In this vein, Nicholas Kristof (as Jennifer noted) dedicated his Sunday column to discrediting the long-ago-discredited Internet rumor that Obama is a Muslim, doing his damnedest to implicate the McCain campaign in the alleged “otherizing” of the Democratic presidential nominee. In turn, Kristof pointed to a McCain commercial that, in his estimation, “mimicked the words and imagery of the best-selling Christian ‘Left Behind’ book series in ways that would have set off alarm bells among evangelicals nervous about the Antichrist.” Despite failing to provide any evidence to support this outrageous accusation, Kristof boldly called on his fellow journalists to similarly “blow the whistle on such egregious fouls”–in other words, employ as many logical leaps as are necessary to read racism into the activities of the McCain campaign.

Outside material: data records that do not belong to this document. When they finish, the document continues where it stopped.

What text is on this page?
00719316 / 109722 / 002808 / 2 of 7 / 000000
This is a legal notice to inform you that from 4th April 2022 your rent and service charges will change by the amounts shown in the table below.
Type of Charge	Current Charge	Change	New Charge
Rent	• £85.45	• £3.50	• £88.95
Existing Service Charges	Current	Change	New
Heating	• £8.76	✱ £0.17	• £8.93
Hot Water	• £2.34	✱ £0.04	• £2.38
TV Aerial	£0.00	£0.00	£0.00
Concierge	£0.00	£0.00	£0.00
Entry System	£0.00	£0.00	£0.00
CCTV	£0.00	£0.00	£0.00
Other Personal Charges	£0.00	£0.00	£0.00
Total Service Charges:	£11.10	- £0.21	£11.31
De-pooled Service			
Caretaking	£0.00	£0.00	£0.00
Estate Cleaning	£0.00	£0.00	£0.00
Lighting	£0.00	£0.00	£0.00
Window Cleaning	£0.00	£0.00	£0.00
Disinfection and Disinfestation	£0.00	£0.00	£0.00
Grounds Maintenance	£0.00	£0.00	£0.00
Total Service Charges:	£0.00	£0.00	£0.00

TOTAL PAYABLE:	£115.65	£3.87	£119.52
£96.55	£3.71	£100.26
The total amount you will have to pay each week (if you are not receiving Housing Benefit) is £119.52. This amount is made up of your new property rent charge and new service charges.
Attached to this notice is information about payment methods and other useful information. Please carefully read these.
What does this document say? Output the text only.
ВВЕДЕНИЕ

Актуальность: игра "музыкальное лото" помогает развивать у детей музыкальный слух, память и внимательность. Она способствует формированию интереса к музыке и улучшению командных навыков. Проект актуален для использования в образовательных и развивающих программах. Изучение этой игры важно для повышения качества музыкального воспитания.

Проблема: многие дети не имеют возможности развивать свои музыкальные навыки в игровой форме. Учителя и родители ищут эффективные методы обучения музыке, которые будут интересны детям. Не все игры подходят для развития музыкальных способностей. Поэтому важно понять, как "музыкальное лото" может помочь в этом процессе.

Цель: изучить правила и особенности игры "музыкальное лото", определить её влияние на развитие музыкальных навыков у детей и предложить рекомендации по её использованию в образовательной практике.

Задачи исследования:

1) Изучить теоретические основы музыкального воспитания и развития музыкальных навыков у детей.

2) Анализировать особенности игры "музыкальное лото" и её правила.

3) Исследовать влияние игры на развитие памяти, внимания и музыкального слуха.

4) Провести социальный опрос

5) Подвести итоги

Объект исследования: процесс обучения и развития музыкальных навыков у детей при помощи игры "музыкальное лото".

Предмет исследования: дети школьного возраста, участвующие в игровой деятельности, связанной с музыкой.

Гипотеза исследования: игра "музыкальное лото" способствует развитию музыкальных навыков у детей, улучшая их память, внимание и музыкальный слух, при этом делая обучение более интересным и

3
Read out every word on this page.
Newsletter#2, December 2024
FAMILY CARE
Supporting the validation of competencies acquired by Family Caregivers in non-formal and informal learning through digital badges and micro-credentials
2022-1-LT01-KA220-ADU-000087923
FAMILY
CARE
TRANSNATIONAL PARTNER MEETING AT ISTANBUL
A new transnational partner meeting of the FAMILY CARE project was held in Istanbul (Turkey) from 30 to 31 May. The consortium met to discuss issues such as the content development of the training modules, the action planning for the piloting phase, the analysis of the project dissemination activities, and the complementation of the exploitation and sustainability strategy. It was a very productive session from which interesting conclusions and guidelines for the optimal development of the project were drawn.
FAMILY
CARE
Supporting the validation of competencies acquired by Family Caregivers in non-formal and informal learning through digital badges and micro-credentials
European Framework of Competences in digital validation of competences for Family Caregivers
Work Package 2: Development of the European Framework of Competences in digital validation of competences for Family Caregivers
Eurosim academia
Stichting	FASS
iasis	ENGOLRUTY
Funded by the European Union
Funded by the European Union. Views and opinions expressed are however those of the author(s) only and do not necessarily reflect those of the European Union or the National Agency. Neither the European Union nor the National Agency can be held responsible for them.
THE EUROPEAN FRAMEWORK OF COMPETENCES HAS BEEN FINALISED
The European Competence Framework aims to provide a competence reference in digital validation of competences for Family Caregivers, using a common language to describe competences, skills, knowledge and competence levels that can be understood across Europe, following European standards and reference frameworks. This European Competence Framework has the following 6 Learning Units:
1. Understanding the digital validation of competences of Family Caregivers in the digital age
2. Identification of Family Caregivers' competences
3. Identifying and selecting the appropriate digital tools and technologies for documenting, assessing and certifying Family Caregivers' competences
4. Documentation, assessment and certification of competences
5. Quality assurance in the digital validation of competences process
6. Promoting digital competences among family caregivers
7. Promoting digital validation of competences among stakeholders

Yesterday, editorial observer Brent Staples heeded Kristof’s call. In a piece that represents a true achievement in journalistic dishonesty, Staples accused the McCain campaign of Jim Crow-like racism:
In the Old South, black men and women who were competent, confident speakers on matters of importance were termed “disrespectful,” the implication being that all good Negroes bowed, scraped, grinned and deferred to their white betters.
In what is probably a harbinger of things to come, the McCain campaign has already run a commercial that carries a similar intimation, accusing Mr. Obama of being “disrespectful” to Sarah Palin. The argument is muted, but its racial antecedents are very clear.
Of course, the accusation that Obama is disrespecting Palin– and he is–has nothing to do with his race, but with her gender. As Obama should have learned during his primary battle with Hillary Clinton, conventional political wisdom shows that male candidates provide their female opponents with ample fodder when they address them in patronizing tones. Indeed, the McCain campaign has raised similar objections to Joe Biden’s comment that Sarah Palin is good-looking, while Geraldine Ferraro once employed this line of attack against George H.W. Bush.
As the deeply flawed reasoning in Kristof’s and Staples’s op-eds suggests, the Times‘ race-baiting will not provide a sustainable argument against McCain. If anything, it merely demonstrates the ugly depths to which the Grey Lady will sink in support of Obama. Ultimately, this should hurt the Times more than it affects either of the two presidential contenders: as Americans increasingly distrust the liberal MSM, false cries of racism will only erode its standing further.